As Krauthammer forewarned, both flavors of U.S. isolationism have had pronounced effects on foreign policy in the quarter-century since the collapse of the Soviet Union.  From Bill Clinton’s failure to intervene in Rwanda to George W. Bush’s denunciation of the Kyoto Protocol and his symbolic “unsigning” of the Rome Statute of the International Criminal Court to Barack Obama’s acute reluctance to authorize the deployment of U.S. troops abroad, the fear of inviting an isolationist backlash has routinely proved strong enough to curtail the foreign policy ambitions of the United States.  It has affected different presidents in different ways and to different extents, but no president has been able to ignore the political pull of arguments that America should “mind its own business” or “get its own house in order” before attending to the rest of the world.  Indeed, American isolationism is arguably stronger now than at any time since the 1930s.

So far, however, America’s post-Cold War presidents—Bush, Clinton, Bush and Obama to a man—have been fortunate enough to govern during times when at least a bare majority of the political elite have been in favor of broad internationalism when it has counted most.  Even if isolationism has triumphed on occasion, the macro-level bias towards internationalism in U.S. foreign policy is not dead yet.  But the internationalist consensus is certainly weakening and there is now a real risk that the United States is approaching a tipping point after which the domestic balance will be in favor of isolationist tendencies.

On the left, Democrats such as Elizabeth Warren and Bernie Sanders couple reflexive anti-militarism with unabashed opposition to free trade in general and to U.S.-spearheaded free trade agreements in particular.  Some of this sentiment is shared by President Obama—the desire to pursue “nation-building here at home” undoubtedly has played a large factor in the president’s timid responses to security crises from Ukraine to the Levant, for example—even as Obama gets visibly annoyed by the lack of congressional support for his attempts to rewrite global trade rules in Washington instead of Beijing.

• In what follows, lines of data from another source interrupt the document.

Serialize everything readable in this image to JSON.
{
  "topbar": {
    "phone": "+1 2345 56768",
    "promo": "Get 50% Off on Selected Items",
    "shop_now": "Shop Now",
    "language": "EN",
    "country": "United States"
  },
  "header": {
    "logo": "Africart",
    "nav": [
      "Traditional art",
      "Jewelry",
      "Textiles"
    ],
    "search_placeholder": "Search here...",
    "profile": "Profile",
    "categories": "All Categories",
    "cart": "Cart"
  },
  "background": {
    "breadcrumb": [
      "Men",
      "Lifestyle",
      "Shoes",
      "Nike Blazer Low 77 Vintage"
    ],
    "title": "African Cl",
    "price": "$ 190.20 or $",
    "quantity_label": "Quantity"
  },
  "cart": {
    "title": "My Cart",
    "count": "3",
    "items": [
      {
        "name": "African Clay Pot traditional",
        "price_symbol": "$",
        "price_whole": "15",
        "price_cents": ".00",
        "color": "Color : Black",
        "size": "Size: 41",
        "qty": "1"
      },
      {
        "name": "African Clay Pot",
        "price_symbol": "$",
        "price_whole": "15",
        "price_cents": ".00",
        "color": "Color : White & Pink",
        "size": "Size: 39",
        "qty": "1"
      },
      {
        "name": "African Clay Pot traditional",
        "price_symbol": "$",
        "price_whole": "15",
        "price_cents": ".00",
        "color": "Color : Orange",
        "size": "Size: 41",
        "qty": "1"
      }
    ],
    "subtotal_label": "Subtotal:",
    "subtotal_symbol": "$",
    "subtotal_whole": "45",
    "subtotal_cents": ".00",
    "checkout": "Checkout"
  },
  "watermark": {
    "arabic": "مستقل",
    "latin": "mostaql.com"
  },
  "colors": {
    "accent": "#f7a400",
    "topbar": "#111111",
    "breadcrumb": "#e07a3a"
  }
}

On the right, would-be Republican nominees seem to revel in making xenophobic remarks, especially China-bashing (even arguing that the U.S. should go out of its way to undermine the most important bilateral relationship in the world), and see no problem with standing apart from the international community over the Iran deal.  Although Rand Paul is perhaps the only vocal proponent of a more slender foreign policy, it is telling that even his purportedly hawkish Republican colleagues have failed to stop—let alone reverse—the huge cuts to the military that have been imposed by sequestration.

What is more, both liberal and conservative varieties of isolationism appear to be increasingly popular with their respective electorates.  That is, large slices of the Democrat and Republican parties seem content to back nationalistic, protectionist, and outright isolationist candidates for office. In this new political environment, American preeminence in international affairs may well be nearing its expiration date. It will take brave leaders to speak out in favor of internationalism once the “new normal” is in favor of isolation and introspection.  Of course, America’s “unipolar moment” could never last forever (something that Krauthammer was quick to acknowledge even as he coined the phrase), but its willing surrender seemed unthinkable only years ago.

Krauthammer concluded his 1990 article with words that seem highly relevant today in the context of the war in Ukraine, severe turmoil and unimaginable human suffering in the Middle East, and long-term geopolitical uncertainty in the Asia-Pacific.  “International stability is never a given,” he wrote. “It is never the norm.  When achieved, it is the product of self-conscious action by the great powers, and most particularly of the greatest power, which now and for the foreseeable future is the United States. If America wants stability, it will have to create it.”

Although some might balk at the idea that the U.S. is a force for stability in the world, those who accept the premise of Krauthammer’s argument have reason today to feel anxious—more reason, in fact, than Krauthammer had 25 years ago when he was moved to put his own fears in print.